Furthermore, if you include the miracle run (so 2014-2016), his 5v5 SV% moves up to .941, and his overall SV% moves up to .927, both of which are behind only Carey Price. Yes, he only played 48 games over the course of those two seasons, so there is a chance that it means nothing. However, what would you trust more: a 48-game sample that has Hammond as a .927 SV% goalie, or a six-game one that has him as a .837 SV% goalie? Neither is his true-talent level, but I’ll believe the larger sample every time.
Of course, professional sports are a “what have you done for me lately?” kind of business, and it’s understandable to be frustrated at Hammond’s terrible performances and injury struggles over the past year. That is fair criticism, and nobody really knows if he’s even able to return to full health.
However, it’ll be strange if Hammond never gets a chance on any NHL team just because of six bad games. He even cleared waivers this past season, although I wonder if that was because he had an extra year on his contract.
While I am a bit disappointed to see Ottawa essentially give up on Hammond, I’ve moved past it, and I don’t think it’ll be that big of a deal. But that’s not the end of the story: they still have to figure out what they’re doing with him this season!
Anderson and Mike Condon will be the NHL goalies this season, and Danny Taylor, Marcus Hogberg, and Chris Driedger will be fighting for playing time in the AHL. Where does that leave Hammond then?
I honestly have no clue, and I’m not sure if the Senators do either.
Perhaps they know he will be injured for most of the season and can be put on LTIR, but if that’s the case, it has been kept very quiet so far. The only other options would be to send him down to the AHL, trade him, or loan him.
Sending him to the AHL would be nice, but that would mean Hogberg and Driedger would be in the ECHL, and I don’t think that’s great for their development right now. Taylor should be a lock for the Belleville team, so I just don’t see where Hammond fits on that roster.
As for a trade, the Senators would be getting essentially nothing in return. He cleared waivers, and might again in the fall. If that’s the case, then Ottawa might have to even entice a team to take him, but that would be quite ridiculous just to rid themselves of a goalie with one season left on his contract.
At this moment, Hammond is listed under “buried” on CapFriendly, but that implies he would be in Belleville, or perhaps loaned to a team in Europe. The Europe option is intriguing, and I wouldn’t actually be surprised if it happened. There just aren’t many other things the Senators can do after they decided that Condon was better and that they needed to sign Danny Taylor.

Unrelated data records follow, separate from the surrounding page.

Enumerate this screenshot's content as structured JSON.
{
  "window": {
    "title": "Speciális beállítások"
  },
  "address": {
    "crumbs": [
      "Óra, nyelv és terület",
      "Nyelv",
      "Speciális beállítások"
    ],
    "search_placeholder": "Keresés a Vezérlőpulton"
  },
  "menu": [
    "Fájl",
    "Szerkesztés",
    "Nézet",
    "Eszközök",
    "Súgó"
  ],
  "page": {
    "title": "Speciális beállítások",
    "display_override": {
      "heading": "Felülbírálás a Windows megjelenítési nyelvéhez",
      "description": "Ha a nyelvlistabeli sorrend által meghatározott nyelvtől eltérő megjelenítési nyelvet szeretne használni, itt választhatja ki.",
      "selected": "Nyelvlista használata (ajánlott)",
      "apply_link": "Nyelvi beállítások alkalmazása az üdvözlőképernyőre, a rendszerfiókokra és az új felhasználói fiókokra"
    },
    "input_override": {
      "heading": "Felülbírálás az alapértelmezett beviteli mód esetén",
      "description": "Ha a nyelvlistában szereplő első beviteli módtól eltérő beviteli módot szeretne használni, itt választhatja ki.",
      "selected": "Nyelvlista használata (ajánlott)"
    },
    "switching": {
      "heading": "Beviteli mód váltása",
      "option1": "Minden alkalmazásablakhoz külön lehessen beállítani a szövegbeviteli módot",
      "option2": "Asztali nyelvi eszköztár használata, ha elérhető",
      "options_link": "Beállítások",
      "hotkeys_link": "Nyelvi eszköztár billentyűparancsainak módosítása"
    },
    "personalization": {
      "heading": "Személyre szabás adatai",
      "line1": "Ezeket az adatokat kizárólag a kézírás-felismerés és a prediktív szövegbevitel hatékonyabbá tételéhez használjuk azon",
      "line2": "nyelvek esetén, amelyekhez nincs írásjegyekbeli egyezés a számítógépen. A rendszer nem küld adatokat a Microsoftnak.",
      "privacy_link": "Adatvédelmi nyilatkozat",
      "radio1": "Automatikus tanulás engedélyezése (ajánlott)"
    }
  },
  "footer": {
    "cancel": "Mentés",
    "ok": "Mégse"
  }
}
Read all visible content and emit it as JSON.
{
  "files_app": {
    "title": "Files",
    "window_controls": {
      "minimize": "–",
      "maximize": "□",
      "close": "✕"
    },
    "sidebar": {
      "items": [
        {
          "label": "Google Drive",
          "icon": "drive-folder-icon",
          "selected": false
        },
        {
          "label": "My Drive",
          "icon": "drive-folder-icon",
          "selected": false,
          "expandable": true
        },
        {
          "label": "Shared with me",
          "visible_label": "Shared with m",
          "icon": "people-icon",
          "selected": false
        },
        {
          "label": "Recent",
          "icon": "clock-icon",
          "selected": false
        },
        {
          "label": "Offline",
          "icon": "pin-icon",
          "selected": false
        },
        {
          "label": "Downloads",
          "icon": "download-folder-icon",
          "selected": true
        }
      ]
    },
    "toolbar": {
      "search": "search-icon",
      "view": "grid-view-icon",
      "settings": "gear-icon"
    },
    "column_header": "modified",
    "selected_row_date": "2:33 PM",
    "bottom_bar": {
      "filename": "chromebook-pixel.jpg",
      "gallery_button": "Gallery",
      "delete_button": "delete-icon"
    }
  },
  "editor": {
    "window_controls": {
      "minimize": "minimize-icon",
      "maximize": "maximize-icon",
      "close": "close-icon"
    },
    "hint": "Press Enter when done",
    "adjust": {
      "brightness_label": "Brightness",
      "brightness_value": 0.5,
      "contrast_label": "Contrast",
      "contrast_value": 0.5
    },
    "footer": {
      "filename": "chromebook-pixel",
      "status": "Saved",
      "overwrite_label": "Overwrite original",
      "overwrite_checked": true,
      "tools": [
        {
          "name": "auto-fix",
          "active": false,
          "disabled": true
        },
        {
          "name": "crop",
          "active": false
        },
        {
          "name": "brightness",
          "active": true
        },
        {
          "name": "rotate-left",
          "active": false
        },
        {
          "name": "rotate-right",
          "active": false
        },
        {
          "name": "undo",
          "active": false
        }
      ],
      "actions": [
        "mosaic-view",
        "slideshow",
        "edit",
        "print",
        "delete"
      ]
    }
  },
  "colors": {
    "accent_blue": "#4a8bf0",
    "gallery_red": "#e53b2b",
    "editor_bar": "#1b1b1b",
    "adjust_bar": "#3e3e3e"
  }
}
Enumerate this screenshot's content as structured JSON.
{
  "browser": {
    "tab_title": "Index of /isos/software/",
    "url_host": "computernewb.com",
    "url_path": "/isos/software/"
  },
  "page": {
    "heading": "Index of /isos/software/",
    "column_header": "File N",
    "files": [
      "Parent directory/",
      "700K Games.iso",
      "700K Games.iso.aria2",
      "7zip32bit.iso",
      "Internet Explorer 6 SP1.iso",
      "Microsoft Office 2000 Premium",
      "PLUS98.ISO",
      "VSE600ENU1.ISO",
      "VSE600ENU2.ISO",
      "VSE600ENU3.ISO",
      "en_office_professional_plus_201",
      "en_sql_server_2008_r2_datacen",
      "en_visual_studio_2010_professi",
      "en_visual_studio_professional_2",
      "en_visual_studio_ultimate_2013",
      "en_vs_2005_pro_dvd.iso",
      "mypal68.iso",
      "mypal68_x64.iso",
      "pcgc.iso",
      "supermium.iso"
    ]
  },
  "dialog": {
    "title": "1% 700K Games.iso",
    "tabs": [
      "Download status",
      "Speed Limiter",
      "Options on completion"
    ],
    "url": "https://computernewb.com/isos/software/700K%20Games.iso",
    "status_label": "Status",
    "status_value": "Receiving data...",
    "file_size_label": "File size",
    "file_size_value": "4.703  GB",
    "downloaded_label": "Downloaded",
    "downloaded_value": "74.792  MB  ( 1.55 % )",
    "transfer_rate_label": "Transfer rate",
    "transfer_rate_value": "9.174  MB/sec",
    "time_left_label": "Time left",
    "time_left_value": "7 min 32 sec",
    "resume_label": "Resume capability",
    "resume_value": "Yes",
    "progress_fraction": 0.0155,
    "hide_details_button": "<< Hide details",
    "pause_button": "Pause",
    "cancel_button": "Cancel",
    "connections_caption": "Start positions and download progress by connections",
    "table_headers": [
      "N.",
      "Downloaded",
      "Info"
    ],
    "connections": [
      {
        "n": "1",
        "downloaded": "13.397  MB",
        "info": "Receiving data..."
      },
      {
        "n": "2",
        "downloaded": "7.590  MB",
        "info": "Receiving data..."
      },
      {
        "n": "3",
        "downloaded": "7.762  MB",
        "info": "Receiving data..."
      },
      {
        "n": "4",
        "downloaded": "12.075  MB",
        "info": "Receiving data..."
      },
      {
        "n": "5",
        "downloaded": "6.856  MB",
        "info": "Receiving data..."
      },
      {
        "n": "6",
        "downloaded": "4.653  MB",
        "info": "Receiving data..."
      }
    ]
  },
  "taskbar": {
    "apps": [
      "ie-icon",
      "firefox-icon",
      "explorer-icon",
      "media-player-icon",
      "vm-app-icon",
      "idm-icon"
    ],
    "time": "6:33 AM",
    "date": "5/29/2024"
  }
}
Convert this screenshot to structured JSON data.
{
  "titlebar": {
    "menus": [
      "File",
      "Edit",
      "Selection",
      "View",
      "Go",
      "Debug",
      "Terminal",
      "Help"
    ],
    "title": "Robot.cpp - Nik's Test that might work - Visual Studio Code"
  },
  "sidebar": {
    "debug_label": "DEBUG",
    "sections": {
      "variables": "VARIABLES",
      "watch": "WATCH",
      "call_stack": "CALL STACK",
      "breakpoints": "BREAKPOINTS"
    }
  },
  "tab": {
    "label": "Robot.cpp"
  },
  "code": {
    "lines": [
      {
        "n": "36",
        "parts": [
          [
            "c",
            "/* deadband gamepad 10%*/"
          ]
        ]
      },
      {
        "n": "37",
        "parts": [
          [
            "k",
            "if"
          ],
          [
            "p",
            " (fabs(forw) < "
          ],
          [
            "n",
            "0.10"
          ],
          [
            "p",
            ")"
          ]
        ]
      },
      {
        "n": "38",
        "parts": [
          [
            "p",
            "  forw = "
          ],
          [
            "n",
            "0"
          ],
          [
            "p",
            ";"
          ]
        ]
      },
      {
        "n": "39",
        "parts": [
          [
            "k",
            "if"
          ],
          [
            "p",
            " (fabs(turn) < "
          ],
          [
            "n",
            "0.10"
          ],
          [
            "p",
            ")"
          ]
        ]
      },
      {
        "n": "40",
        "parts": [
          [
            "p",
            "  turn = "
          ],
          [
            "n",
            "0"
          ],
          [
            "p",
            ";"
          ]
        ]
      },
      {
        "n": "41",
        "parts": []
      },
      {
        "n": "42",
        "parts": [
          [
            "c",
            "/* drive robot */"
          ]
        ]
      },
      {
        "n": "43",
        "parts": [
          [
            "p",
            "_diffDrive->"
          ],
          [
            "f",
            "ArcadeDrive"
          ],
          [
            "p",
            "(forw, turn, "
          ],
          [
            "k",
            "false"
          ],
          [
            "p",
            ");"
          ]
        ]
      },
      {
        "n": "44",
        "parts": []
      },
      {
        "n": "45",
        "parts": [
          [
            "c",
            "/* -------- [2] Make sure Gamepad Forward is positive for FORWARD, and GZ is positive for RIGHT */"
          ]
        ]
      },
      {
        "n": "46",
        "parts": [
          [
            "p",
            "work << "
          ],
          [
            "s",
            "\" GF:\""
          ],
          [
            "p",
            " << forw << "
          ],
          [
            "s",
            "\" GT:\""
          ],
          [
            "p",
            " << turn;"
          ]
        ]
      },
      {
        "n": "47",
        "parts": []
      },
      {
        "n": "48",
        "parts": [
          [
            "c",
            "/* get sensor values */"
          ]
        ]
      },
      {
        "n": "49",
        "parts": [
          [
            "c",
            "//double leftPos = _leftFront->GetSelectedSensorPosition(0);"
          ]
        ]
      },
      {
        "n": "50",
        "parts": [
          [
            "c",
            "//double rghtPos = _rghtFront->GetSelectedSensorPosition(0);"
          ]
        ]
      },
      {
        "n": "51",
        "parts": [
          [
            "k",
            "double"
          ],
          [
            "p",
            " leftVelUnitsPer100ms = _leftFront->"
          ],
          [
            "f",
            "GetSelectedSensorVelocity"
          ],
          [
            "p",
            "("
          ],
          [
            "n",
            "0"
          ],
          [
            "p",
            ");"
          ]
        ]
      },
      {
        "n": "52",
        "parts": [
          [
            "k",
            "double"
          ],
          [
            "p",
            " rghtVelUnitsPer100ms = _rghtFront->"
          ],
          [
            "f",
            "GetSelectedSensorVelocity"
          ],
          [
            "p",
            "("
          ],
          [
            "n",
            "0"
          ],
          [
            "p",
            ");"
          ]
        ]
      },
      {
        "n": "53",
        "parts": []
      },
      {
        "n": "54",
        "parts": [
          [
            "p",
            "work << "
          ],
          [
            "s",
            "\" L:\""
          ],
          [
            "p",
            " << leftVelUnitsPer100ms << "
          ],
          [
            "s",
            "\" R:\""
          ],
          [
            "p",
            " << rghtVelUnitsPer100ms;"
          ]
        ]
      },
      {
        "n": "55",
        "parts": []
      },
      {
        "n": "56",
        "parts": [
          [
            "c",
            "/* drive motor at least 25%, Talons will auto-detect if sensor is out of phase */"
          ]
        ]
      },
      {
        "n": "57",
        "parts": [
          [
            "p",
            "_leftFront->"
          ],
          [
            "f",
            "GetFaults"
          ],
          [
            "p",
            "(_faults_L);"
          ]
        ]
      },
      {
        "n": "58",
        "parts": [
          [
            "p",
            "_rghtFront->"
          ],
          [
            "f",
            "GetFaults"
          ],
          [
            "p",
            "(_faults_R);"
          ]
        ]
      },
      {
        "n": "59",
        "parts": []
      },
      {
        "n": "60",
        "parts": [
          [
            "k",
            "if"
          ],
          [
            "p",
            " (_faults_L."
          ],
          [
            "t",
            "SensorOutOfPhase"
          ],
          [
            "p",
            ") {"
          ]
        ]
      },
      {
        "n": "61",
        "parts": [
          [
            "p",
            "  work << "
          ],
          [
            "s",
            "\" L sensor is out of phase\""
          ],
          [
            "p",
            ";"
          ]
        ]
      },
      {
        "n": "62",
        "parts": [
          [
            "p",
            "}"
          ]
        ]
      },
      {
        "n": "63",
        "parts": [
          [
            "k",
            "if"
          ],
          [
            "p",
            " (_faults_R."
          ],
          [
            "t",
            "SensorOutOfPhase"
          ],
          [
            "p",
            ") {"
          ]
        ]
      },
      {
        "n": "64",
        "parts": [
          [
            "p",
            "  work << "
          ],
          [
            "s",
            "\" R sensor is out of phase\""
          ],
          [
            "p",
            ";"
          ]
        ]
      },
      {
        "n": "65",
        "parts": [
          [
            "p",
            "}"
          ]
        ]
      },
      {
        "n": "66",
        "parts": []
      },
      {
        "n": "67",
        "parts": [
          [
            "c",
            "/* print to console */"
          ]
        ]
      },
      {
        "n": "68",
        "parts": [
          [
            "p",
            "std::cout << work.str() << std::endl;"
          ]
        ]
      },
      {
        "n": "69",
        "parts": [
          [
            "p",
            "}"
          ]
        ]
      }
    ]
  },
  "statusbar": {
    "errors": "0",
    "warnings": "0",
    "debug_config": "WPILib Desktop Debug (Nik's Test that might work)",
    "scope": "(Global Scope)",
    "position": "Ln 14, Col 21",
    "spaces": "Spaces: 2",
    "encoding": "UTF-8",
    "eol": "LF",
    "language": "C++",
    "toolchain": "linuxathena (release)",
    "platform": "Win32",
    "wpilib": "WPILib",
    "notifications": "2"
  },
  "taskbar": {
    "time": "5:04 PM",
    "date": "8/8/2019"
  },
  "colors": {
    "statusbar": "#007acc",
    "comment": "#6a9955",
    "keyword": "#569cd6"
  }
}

Once Condon proved himself to be a capable backup to Anderson, the writing was on the wall for Hammond as early as last December. It’s not surprising that Hammond’s career with the Senators has reached this stage, but now it really seems like his time is up in Ottawa. What the Senators will actually do with him remains to be seen though.
We’ll always have the 2015 run, Hamburglar. Thanks for everything.